La femme de l’ouvrier est descendue sur le seuil de la porte, laissant en haut la petite endormie. La femme est toute maigre, avec une robe d’indienne. Elle grelotte dans les souffles glacés de la rue.
Elle n’a plus rien au logis ; elle a tout porté au Mont-de-Piété. Huit jours sans travail suffisent pour vider la maison. La veille, elle a vendu chez un fripier la dernière poignée de laine de son matelas ; le matelas s’en est allé ainsi ; maintenant, il ne reste que la toile. Elle l’a accrochée devant la fenêtre pour empêcher l’air d’entrer, car la petite tousse beaucoup.
Sans le dire à son mari, elle a cherché de son côté. Mais le chômage a frappé plus rudement les femmes que les hommes. Sur son palier, il y a des malheureuses qu’elle entend sangloter pendant la nuit. Elle en a rencontré une tout debout au coin d’un trottoir ; une autre est morte ; une autre a disparu.

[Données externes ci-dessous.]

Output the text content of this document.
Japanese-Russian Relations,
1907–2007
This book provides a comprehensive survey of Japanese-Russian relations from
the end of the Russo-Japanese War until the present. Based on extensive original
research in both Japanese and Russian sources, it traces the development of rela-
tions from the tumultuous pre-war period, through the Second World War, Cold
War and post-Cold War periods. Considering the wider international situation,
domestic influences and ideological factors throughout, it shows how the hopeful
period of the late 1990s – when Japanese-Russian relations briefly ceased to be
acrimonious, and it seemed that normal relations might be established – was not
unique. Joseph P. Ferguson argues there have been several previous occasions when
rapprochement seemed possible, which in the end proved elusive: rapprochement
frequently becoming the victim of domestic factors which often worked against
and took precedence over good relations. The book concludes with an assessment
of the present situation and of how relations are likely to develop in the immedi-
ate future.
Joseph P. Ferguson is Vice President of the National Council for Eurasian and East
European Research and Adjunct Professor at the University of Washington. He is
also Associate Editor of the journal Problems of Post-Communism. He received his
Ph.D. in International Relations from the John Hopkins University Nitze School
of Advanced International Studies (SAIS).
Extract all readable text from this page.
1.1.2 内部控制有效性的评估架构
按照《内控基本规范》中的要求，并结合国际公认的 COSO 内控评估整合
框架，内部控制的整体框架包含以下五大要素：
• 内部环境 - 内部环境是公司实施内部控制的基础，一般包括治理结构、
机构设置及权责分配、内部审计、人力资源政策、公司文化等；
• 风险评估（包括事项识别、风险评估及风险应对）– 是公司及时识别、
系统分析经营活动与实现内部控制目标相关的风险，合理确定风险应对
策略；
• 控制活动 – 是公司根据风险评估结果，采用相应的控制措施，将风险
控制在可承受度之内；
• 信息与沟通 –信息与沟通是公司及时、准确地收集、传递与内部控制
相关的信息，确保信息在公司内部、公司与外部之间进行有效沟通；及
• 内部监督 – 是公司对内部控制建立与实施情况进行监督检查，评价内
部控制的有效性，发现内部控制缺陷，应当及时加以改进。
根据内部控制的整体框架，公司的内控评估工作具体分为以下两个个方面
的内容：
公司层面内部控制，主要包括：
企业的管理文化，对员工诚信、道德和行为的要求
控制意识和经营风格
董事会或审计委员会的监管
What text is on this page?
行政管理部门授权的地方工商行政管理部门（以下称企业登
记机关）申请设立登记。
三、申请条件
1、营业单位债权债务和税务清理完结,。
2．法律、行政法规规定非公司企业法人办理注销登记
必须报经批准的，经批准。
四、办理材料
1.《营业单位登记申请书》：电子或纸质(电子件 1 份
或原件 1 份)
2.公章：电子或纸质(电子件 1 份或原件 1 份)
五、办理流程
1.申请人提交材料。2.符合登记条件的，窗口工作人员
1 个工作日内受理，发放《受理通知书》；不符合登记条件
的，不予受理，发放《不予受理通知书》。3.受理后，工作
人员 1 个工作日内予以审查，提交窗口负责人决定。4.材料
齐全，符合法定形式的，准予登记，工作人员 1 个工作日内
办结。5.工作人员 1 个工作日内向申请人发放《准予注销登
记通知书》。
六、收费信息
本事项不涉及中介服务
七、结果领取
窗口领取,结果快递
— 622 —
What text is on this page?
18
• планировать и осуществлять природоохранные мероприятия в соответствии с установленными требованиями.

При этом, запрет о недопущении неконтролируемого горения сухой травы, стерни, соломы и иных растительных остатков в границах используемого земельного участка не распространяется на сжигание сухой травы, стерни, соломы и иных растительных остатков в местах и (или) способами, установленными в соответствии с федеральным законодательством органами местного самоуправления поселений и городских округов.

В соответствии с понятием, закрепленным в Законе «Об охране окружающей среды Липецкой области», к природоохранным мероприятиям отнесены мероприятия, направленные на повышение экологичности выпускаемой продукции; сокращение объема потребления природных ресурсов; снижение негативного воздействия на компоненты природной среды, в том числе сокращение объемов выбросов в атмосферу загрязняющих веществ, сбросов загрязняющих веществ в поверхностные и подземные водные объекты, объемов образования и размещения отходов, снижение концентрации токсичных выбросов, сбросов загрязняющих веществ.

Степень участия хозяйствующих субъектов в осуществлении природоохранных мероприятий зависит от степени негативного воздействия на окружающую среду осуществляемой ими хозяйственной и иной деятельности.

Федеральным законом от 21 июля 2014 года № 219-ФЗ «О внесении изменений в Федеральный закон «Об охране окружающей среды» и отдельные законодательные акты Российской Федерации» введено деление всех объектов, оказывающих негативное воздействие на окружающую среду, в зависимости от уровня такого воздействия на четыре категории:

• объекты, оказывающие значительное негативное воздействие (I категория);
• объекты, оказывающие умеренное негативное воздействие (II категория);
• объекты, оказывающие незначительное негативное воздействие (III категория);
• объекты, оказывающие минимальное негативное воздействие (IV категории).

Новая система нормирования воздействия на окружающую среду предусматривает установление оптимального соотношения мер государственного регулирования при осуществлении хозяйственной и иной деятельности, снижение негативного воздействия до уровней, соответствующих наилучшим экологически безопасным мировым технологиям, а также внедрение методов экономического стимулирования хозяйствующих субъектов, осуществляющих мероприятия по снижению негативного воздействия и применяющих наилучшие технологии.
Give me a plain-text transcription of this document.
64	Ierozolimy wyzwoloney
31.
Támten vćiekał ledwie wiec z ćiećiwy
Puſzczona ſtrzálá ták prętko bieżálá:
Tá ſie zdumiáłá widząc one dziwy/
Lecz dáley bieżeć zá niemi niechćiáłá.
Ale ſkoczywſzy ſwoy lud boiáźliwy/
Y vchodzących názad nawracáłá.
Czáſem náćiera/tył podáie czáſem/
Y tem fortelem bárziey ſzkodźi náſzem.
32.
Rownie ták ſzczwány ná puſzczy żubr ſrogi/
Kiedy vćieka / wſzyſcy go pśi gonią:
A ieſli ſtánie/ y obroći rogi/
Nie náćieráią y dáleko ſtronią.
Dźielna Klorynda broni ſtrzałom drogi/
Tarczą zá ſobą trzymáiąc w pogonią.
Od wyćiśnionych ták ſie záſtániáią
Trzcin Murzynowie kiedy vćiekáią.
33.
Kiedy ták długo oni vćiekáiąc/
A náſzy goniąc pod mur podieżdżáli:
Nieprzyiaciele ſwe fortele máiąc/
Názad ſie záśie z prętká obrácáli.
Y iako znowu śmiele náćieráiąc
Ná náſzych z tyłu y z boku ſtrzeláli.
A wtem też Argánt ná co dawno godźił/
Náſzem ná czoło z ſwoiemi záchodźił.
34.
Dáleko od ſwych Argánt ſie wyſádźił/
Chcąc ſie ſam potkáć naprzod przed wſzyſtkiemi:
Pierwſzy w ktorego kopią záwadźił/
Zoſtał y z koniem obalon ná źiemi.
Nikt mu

Elle, heureusement, a un bon homme, un mari qui ne boit pas. Ils seraient à l’aise, si des mortes saisons ne les avaient dépouillés de tout. Elle a épuisé les crédits : elle doit au boulanger, à l’épicier, à la fruitière, et elle n’ose plus même passer devant les boutiques. L’après-midi, elle est allée chez sa sœur pour emprunter vingt sous ; mais elle a trouvé, là aussi, une telle misère qu’elle s’est mise à pleurer, sans rien dire, et que toutes deux, sa sœur et elle, ont pleuré longtemps ensemble. Puis, en s’en allant, elle a promis d’apporter un morceau de pain, si son mari rentrait avec quelque chose.
Le mari ne rentre pas. La pluie tombe, elle se réfugie sous la porte ; de grosses gouttes clapotent à ses pieds, une poussière d’eau pénètre sa mince robe. Par moments, l’impatience la prend, elle sort, malgré l’averse, elle va jusqu’au bout de la rue, pour voir si elle n’aperçoit pas celui qu’elle attend, au loin, sur la chaussée. Et quand elle revient, elle est trempée ; elle passe ses mains sur ses cheveux pour les essuyer ; elle patiente encore, secouée par de courts frissons de fièvre.
Le va-et-vient des passants la coudoie. Elle se fait toute petite pour ne gêner personne. Des hommes la regardent en face ; elle sent, par moments, des haleines chaudes qui lui effleurent le cou. Tout le Paris suspect, la rue avec sa boue, ses clartés crues, ses roulements de voiture, semble vouloir la prendre et la jeter au ruisseau. Elle a faim, elle est à tout le monde. En face, il y a un boulanger, et elle pense à la petite qui dort, en haut.
Puis, quand le mari se montre enfin, filant comme un misérable le long des maisons, elle se précipite, elle le regarde anxieusement.
– Eh bien ! balbutie-t-elle.
Lui, ne répond pas, baisse la tête. Alors, elle monte la première, pâle comme une morte.